UBI, which made a loan loss provision of Rs20.08 billion in the January-March 2016 quarter, is the only public sector bank that did not run into red although it posted a 78.34 per cent fall in net profit in the quarter.
Although a sharp jump in loan loss provisions was a drag on UBI's fourth quarter bottom-line, it is the only bank among public sector units that had posted a profit in the quarter. "Our prudent policy had saved us. The current year, we hope to bring down non-performing assets [NPAs]," Tiwari told Khaleej Times in an interview during his visit to the UAE.
Mounting NPAs have become one of the biggest challenges faced by India's banking system. The country's 20 PSBs had to write off more than Rs1,140 billion of bad loans in 2015-16. The Reserve Bank of India has given banks time till March 2017 to clean up their balance sheets and provide for all stressed assets in a move to prevent a probable systemic collapse.
The overhaul of the banking system also comes at a time when billionaire liquor baron and owner of defunct Kingfisher airline Vijay Mallya fled India after defaulting on debts estimated at more than Rs100 billion.
"We should not be finding fault with public sector banks for the huge build up in NPAs. When the economy was booming since 2008, a lot of infrastructure projects were launched and public sector banks came forward to fund most of the requirements. When the economy went down, these projects got hit as commodity prices plummeted globally," said Tiwari.
He said 60 per cent of UBI's NPA is coming out of its portfolio financing which is the core sector. "Now I see green shoots in steel, which was the hardest hit. Since steel consumption in India is one of the lowest in the world, there is a lot of potential for the sector to recover fast."
UBI, which operates a full-fledged branch in Dubai International Financial Centre, has seen 8.7 per cent growth in its loan book, including trade lines, ECB loans and trade finance across all industries in the current year.
"We are happy with the performance. We are a bank that is regulatory-compliant. We prefer not to do business than to be on the wrong side of the law. If our business is not regulatory-complaint, we will not do that," said Tiwari.
He said UBI is on an expansion mode within and outside India. "Every year, we are opening one overseas branch. This year, we will open one in Shanghai. Our next foray will be Africa. In India, UBI is on track to open 100 branches this year at those centres which are showing growth potential."
Tiwari is upbeat about the Indian economy in general and the banking industry in particular. Banks in India are forecast to record 10 to 11 per cent growth in credit lines.
"Given the kind of reforms this government had initiated over the past two years, the economy has to grow at a faster pace of 7.5 per cent and the banking sector will continue to be a greater partner in the growth story.

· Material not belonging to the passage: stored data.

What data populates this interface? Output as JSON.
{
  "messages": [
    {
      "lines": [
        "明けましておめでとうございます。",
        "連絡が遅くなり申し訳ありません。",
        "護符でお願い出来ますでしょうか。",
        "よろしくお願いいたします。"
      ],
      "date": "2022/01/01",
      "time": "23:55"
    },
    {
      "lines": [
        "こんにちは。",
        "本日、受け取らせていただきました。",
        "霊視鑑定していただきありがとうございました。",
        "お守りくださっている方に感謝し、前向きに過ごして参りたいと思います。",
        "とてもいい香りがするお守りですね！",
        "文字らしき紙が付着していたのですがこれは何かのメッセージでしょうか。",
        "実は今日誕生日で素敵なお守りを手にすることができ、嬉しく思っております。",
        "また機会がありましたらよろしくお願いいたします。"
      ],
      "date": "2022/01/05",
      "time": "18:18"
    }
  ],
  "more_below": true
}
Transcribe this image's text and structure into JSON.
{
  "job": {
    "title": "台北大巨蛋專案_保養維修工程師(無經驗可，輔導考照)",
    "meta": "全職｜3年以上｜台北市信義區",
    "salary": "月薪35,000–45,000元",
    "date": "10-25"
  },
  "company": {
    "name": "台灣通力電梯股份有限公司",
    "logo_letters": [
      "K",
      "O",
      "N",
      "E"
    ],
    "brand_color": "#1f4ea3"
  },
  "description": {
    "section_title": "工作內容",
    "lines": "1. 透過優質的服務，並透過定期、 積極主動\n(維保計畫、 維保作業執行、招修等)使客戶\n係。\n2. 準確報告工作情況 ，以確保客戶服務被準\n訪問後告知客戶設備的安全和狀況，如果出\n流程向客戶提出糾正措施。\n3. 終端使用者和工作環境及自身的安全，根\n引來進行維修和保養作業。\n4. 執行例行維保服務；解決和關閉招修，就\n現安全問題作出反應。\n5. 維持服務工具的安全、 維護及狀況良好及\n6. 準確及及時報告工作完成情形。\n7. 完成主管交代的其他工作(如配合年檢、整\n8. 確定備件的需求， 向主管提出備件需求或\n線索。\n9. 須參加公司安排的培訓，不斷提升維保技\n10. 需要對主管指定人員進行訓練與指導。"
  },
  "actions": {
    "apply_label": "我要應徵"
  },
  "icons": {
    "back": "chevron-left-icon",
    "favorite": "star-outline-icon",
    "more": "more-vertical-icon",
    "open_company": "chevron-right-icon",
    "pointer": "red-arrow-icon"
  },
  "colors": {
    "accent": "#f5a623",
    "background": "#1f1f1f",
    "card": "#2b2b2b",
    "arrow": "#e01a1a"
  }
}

Banking gives wheels to the economy and if the economy picks up, the banking sector will also boom," said Tiwari.
He said UBI is focusing on increasing advances to retail, agriculture and micro, small and medium enterprise segments. "By focusing on these, we get better returns, our risk is spread and we get a larger customer base."
He said one thing that differentiates Union Bank of India is that "we are working on the past one year on predictive business analytics. Nobody has done it before. This is giving us excellent results."
"As of today, 67 per cent of our customer-facing transactions are e-transactions, one of the highest in India. In the next one year, we want to enhance it to 75 per cent," said Tiwari.
On the current initiative of bank amalgamation, he said: "Banking is not arithmetic. It is human chemistry. Financials can merge, but what about the culture? So, our government is creating an environment whereby intended partners can merge or consolidate."
"Is consolidation for size or efficiency? I believe if merging of banks results in enhanced efficiency, it is good. Every bank should find its own niche area," said Tiwari.